Dr. Krugman is of the belief that the recent Obama stimulus package has no bearing on America's long run budgetary problems and how we will deal with them. This notion borders on ignominy. Here's a little more fuel to spill on the fire. By next year, the nation's total federal debt is expected to be more than $14 trillion – the equivalent of $47,000 for every US resident. China currently holds $920 billion in U.S. IOU's. This is a double whammy. China, a Communist nation, is (by their own admission) a sworn enemy of the United States. Hasn't anybody in the Obama administration realized that creditors can dictate nearly anything they desire to debtors? Dr. Krugman wrote in his column on July 1st "investors evidently see it [the debt] as their safest bet in a stumbling economy."
Oh, really?!? Is this why Secretary of State Hillary Clinton had to travel to China this past February to beg the Chinese to keep financing our debt? What has happened since then? First and foremost, the hemorrhaging of jobs in this country has continued nearly unabated. Since February 2009 the U.S. economy has lost a net 2.35 million jobs. Supposedly, the unemployment rate would peak at 9 percent without the stimulus and that with the stimulus the rate would stay at 8 percent or below. That hasn't happened. Today there are 700,000 fewer jobs than if we'd have done nothing at all. There is also the matter of moral hazard; the tendency of insurance against calamity by rewarding behavior that produces calamity. In other words, the more money that is thrown at anything will produce more of that situation.
Erskine Bowles, White House chief of staff under President Bill Clinton, recently said that there is a coming fiscal calamity that is staring the country in the face. It will be unlike the current economic crisis, which was largely unforeseen before it hit in fall 2008. "This one is as clear as a bell," he said. "This debt is like a cancer. By 2020 the United States will be spending $2 trillion on just the interest of the national debt", said Bowles, "if the United States makes no changes … We can't grow our way out of this." (as reported in the Washington Post).
"Unsustainable" is an ugly buzzword that recently entered political discourse, coming authoritatively from Congressional Budget Office (CBO) Director Douglas Elmendorf.
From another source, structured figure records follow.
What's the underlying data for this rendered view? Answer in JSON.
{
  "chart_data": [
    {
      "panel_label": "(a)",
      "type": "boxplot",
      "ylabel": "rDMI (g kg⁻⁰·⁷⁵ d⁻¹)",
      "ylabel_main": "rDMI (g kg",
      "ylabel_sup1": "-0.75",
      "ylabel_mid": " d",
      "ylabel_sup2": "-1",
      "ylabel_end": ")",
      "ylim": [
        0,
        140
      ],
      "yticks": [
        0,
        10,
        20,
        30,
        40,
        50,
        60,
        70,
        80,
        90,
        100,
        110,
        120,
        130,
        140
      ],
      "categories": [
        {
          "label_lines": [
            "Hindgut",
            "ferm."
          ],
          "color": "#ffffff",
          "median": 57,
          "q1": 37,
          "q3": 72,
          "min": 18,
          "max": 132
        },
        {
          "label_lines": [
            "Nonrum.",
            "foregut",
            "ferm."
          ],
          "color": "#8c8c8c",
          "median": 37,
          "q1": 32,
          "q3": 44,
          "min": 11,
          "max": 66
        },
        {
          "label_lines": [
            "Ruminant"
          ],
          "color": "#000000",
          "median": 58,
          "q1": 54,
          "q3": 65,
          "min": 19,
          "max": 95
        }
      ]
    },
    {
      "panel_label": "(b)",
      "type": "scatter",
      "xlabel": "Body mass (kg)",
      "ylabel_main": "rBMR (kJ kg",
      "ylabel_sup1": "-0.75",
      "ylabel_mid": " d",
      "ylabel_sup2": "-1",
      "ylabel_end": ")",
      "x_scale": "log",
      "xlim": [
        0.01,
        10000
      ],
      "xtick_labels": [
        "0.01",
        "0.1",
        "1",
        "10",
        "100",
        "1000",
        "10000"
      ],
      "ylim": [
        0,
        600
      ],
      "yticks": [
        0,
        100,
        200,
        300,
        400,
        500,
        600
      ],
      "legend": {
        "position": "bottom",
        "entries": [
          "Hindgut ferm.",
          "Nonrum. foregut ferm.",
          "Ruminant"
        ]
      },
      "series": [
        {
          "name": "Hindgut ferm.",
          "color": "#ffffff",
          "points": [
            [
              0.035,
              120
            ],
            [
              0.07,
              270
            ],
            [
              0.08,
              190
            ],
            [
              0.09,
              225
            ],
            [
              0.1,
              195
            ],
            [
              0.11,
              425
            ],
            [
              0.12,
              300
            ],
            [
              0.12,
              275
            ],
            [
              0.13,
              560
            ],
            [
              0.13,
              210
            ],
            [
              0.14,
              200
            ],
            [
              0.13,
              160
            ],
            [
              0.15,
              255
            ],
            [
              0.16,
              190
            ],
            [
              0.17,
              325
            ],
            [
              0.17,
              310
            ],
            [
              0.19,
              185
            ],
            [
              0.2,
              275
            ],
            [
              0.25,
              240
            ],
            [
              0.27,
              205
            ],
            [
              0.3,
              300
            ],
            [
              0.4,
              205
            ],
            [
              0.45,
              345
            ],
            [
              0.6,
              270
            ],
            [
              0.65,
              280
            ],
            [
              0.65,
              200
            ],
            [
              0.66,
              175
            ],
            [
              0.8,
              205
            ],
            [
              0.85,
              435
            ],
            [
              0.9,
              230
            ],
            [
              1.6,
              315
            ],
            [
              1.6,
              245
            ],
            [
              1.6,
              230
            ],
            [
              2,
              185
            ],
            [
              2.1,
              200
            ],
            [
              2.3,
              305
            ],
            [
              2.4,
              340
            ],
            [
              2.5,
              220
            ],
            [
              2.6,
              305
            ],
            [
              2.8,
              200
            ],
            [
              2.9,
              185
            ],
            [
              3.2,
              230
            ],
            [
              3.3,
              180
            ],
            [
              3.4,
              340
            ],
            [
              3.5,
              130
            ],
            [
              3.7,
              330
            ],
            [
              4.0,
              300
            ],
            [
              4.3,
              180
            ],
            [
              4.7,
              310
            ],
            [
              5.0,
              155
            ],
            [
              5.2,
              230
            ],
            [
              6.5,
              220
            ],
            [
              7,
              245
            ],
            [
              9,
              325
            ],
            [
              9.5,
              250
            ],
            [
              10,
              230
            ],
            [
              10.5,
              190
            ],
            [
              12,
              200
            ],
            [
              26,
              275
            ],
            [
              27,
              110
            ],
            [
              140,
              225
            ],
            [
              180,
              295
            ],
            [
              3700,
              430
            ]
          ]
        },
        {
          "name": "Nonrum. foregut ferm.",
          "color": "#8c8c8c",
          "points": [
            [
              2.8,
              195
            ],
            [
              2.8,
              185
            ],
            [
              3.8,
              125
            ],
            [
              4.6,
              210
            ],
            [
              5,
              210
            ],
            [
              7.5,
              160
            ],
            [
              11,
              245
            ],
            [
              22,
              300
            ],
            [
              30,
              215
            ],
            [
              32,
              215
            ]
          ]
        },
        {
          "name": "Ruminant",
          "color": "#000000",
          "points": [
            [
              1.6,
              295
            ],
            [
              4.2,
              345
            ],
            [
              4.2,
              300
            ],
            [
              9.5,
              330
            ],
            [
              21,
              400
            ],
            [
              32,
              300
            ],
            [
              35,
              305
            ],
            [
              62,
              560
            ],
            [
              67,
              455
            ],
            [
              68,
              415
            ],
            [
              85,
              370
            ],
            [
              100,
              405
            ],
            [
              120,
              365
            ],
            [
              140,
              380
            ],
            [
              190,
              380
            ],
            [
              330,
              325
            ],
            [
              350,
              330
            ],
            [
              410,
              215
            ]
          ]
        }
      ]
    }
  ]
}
Unsustainability is the operative moniker for Barack Obama's massive deficit spending, which Elmendorf said "cannot be solved through minor tinkering." Greece is currently teetering on the brink of financial collapse. At the end of 2009, Greece's public debt was equivalent to 114 percent of its gross domestic product; that's on top of the 3 percent of GDP that the European Union contributes as direct aid each year. Greece has had five separate instances of default or rescheduling of its debt since 1826; Germany, eight; Spain, 13 and Portugal, six. Yet, America's current financial woes exceed those of Greece, according to the July 27th edition of Financial Times.
I honestly hate to cast aspersions at someone so accomplished in life as Dr. Krugman. However, I truly believe that my 16 year-old Turkish Van/Siamese male house cat understands capitalism and economics better than Dr. Krugman does. Then again, the cat was not educated at Princeton; a definite plus for my best friend.